Attacking an Orange hall is a hate crime, pure and simple. So why is there no public outcry?
The Loyal Orders have been targeted 21 times this year. The result? Deafening silence, says Nelson McCausland
Earlier this week, another Orange hall was the target for a sectarian arson attack. The little hall, at Salterstown in Co Londonderry, was badly damaged by the fire, and the lodge banner, collarettes and musical instruments belonging to a local band were destroyed in the blaze.
The hall has been there for more than 100 years and has been an important part of community life — just like so many other Orange halls across Northern Ireland and in the Irish Republic and Scotland.
The lodge will now set about repairing the hall, just as hundreds of other Orange lodges have had to do.
However, they will be deprived of their hall for a considerable period of time and may well have lost artefacts that cannot be replaced.
The activities in the hall will be disrupted and their energies diverted towards the restoration.
There will also be a cost to the brethren, as any money recouped may not meet the entire cost of the new building.
This was the 21st attack on an Orange hall in Northern Ireland this year and yet, apart from some coverage in the local media, many of these attacks pass almost unnoticed.
If there had been 21 attacks on Roman Catholic churches, or Presbyterian churches this year, it would have become a major headline and not just at a local level, but also at a national or international level.
Society has become so accustomed to attacks on Orange halls — because there have been so many attacks — that they pass almost unnoticed outside of the local community and the Orange family.

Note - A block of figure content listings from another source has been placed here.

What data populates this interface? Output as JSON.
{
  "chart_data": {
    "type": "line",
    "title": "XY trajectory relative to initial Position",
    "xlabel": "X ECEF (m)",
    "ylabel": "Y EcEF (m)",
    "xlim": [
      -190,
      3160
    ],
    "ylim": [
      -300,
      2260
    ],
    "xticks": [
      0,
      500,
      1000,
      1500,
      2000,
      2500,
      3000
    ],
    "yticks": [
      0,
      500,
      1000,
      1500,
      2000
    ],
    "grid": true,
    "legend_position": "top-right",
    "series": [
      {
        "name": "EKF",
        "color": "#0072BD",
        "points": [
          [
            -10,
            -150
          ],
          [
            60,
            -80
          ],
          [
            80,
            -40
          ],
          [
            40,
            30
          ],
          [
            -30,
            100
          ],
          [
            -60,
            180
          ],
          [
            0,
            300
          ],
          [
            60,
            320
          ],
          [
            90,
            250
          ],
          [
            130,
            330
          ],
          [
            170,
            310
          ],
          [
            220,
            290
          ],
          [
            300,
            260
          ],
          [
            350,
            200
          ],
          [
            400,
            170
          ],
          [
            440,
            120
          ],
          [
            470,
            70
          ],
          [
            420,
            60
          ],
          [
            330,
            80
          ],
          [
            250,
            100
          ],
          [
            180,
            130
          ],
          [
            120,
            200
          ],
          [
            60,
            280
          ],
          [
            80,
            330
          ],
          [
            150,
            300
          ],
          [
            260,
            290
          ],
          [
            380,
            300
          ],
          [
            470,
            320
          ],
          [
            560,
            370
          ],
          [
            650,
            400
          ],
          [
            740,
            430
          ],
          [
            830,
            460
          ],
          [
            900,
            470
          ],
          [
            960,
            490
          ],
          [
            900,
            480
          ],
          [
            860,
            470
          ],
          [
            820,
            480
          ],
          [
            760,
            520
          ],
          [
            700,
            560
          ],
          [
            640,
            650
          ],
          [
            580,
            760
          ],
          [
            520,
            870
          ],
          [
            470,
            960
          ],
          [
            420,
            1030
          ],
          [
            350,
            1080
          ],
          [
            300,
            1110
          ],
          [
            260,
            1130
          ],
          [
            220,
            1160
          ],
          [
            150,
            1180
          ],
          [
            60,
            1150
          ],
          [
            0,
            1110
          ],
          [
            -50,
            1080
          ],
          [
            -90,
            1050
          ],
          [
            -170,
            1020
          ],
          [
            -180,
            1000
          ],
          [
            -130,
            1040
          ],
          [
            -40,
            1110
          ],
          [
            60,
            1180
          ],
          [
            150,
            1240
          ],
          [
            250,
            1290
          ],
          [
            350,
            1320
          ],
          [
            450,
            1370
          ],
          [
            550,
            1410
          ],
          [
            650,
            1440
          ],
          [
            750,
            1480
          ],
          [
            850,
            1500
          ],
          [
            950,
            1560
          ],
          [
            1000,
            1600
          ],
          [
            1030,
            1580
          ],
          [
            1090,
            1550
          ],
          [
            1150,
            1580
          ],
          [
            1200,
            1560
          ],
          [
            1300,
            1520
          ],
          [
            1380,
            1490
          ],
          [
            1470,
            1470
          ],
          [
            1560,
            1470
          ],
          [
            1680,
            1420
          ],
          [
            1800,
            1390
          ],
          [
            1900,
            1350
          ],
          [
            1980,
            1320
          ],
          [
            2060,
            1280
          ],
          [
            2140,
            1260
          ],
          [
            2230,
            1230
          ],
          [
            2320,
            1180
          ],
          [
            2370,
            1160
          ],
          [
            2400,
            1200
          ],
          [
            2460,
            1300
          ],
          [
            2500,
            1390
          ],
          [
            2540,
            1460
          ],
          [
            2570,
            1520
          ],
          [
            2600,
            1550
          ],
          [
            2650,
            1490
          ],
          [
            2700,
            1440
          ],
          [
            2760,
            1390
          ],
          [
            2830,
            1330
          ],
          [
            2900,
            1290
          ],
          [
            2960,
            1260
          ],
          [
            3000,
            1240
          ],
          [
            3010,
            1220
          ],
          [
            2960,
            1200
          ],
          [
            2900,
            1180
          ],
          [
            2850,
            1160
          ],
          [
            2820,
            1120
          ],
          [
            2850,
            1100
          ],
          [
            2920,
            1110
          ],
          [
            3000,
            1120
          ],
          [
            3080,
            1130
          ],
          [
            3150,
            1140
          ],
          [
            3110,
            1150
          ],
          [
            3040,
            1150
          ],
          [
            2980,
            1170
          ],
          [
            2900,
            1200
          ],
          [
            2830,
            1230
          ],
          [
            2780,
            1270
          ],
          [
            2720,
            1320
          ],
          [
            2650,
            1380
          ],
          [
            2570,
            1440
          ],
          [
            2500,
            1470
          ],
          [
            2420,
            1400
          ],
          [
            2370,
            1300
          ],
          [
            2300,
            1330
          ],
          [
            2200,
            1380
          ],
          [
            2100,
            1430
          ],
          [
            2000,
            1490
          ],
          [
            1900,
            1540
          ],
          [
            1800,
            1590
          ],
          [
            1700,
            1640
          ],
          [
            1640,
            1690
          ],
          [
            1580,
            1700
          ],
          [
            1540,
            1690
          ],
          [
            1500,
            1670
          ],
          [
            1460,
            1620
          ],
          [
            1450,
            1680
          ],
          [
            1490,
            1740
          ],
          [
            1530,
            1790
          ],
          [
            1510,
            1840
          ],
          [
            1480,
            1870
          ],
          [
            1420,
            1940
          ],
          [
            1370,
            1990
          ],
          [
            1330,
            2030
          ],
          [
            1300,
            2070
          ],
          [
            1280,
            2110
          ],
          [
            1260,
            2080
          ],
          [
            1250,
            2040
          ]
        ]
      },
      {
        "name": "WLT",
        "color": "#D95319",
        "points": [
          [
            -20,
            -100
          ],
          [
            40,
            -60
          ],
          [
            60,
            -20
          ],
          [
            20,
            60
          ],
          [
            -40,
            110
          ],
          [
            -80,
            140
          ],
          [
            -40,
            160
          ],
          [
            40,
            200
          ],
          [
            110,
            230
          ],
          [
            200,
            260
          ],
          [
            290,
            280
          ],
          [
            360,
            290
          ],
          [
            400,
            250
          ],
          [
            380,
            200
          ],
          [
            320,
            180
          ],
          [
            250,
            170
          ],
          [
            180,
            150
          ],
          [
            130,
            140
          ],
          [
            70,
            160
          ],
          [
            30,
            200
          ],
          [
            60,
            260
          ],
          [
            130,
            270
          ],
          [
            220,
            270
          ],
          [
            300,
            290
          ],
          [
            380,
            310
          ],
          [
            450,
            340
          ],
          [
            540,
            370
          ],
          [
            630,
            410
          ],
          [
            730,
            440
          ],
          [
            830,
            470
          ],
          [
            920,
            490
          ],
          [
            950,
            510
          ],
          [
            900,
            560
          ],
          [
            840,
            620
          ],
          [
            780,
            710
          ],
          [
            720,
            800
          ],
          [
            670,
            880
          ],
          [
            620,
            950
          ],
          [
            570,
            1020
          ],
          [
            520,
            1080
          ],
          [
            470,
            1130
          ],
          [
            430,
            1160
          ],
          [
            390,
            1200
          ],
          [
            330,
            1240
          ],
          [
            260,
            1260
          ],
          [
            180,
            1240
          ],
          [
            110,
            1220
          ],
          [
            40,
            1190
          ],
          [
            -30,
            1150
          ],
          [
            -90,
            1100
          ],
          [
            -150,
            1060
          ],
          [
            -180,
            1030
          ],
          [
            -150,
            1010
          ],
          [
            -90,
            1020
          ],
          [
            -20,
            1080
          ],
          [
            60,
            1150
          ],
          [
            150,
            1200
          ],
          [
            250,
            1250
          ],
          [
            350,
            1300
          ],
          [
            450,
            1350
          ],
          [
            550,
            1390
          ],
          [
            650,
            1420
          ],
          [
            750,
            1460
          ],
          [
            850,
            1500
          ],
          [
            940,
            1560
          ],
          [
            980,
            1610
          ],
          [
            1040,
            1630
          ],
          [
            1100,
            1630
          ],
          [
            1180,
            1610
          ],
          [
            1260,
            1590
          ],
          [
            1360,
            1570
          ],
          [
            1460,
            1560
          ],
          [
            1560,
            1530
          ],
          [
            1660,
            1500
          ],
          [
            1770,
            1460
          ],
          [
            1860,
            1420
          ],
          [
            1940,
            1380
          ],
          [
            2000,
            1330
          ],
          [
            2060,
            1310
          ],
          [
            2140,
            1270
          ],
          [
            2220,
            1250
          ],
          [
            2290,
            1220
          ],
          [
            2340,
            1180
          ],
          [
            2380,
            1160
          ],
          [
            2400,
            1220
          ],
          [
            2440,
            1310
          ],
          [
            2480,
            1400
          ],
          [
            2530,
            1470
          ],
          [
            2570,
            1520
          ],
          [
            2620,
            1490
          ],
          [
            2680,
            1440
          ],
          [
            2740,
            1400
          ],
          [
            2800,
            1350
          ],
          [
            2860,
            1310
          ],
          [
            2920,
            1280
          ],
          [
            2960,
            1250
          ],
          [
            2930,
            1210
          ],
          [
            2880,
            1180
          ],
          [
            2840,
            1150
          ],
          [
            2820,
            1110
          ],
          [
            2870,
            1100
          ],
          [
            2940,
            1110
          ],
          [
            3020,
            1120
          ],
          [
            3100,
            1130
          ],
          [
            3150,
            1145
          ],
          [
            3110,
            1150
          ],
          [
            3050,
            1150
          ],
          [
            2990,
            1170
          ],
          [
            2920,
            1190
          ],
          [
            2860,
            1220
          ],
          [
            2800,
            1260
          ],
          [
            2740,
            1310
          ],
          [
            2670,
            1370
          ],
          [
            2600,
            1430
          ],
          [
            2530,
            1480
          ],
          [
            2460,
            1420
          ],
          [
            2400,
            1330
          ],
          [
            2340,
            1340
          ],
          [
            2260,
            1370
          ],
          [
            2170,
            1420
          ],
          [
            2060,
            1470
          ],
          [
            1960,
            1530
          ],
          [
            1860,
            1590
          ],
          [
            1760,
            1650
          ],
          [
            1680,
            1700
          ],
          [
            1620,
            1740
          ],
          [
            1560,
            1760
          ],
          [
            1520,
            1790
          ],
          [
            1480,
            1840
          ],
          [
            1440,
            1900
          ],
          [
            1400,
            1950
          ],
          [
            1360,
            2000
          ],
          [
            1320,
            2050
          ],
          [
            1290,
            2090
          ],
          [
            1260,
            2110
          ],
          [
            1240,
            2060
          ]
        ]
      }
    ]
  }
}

These halls are far more than just buildings. They are important to the Orange lodges, but they are also important to the wider community.
Many of them are used by community, cultural and historical groups, and they open their doors to churches, keep-fit classes, dance classes and musical tuition.
An attack on a hall is an attack on the life of the community, as well as the lodge.
During the Troubles, there were attacks on buildings associated with the Protestant community, including churches and Orange halls, as well as attacks on buildings associated with the Roman Catholic community, such as GAA clubs and churches.
Thankfully, those days are largely behind us, but the sectarian campaign against Orange halls has not come to an end.
This year, one Orange hall in Tyrone was targeted three times in a matter of weeks, with the first of the attacks being attempted arson.
In Co Armagh, an oil tank at an Orange hall was set alight in an attempt to destroy the hall and, in Dervock, a bus outside an Orange hall was destroyed by arsonists.
Other halls have been subjected to paint bomb attacks and covered with republican and sectarian graffiti.
The number and nature of the attacks demonstrates clearly that these are sectarian hate crimes.
They are also the outworking of the republican campaign of demonisation against the Orange Order.
According to Gerry Adams, 1992 was the year when Sinn Fein ramped up its campaign of opposition to Orange parades, and that year is very significant.
In the 25 years prior to July 1992, 39 Orange halls were burnt. But in the 10 years after July 1992, 192 Orange halls were burnt. That represented a 12-fold increase in attacks.
This situation is of such a scale that it requires a coherent and strategic approach. The PSNI need all the assistance they can get to apprehend the culprits, but policing alone will not stop this.
As a society, we also need to confront the sectarian attitudes against the Orange Institution, which lead on to sectarian attacks on Orange halls. That is something in which the good relations sector, politicians, the media, schools, commentators and many others have a role to play.
It is only through confronting the root problem of sectarian hatred towards the Orange Institution that we will be able to address these sectarian attacks, which are the result of deep-rooted hatred.